Kami mohon kepada Menteri Agraria dan Tata Ruang/BPN RI untuk membantu kami mendapatkan jalan keluar.
Mengapa BPN Subang bisa menerbitkan sertifikat hanya berdasarkan jual beli di bawah tangan? Padahal, yang menjual bukan pemilik yang sah dan tidak ada atau yang memiliki kuasa dari pemilik.
Sertifikat SHM 273, SHM 274, dan SHM 275 yang merupakan sertifikat resmi, mengapa belum terpetakan dalam peta pendaftaran?
Menurut informasi, untuk membatalkan seluruh sertifikat yang tumpang-tindih, harus melalui PTUN. Proses gugat-menggugat di PTUN bisa terjadi jika BPN sebagai tergugat dan kami sebagai penggugat masing-masing merasa benar.

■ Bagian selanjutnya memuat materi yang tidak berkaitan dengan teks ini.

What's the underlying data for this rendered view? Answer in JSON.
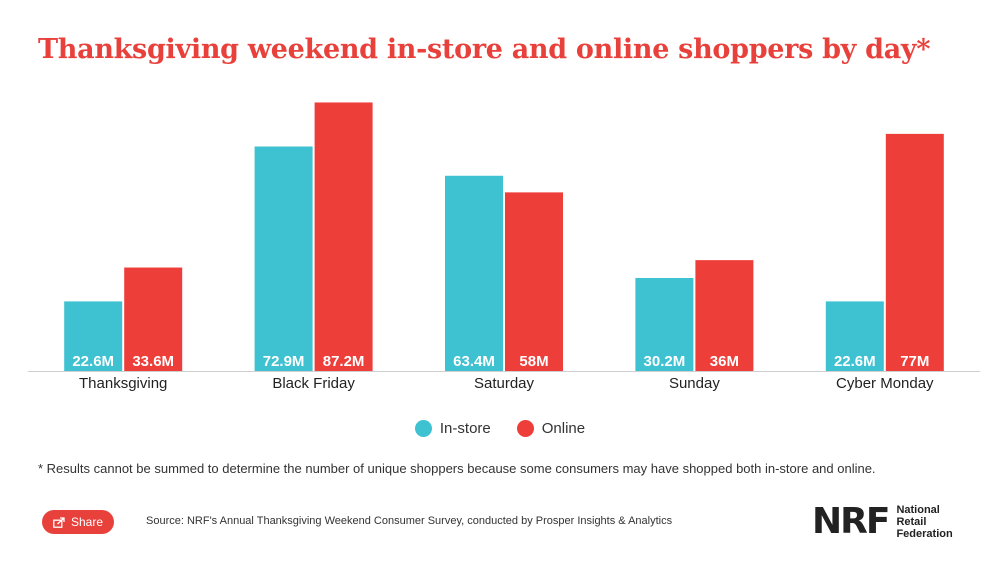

Sementara menurut berita acara, BPN mengakui terjadi tumpang-tindih. Semoga Bapak Menteri sudi mengatasi masalah kami.
Bambang Sungkono
Jl Keadilan Raya, Glodok Tamansari, Jakarta Barat
Kisah Perjuangan di Sebuah Prangko
Terima kasih atas pemberitaan berjudul ”Kisah Perjuangan di Sebuah Prangko” (Kompas, 30/8/2020). Tulisan itu memberi kesegaran bagi penggemar filateli karena berita dengan tema filateli makin jarang dimuat di media cetak.
Semoga dengan pemberitaan tersebut semakin banyak masyarakat yang mengetahui bahwa sampai sekarang prangko masih menjadi sebagai alat pembayaran yang sah untuk mengirimkan surat.
Saya berharap Kompas bisa memberitakan artikel bertema filateli secara berkala.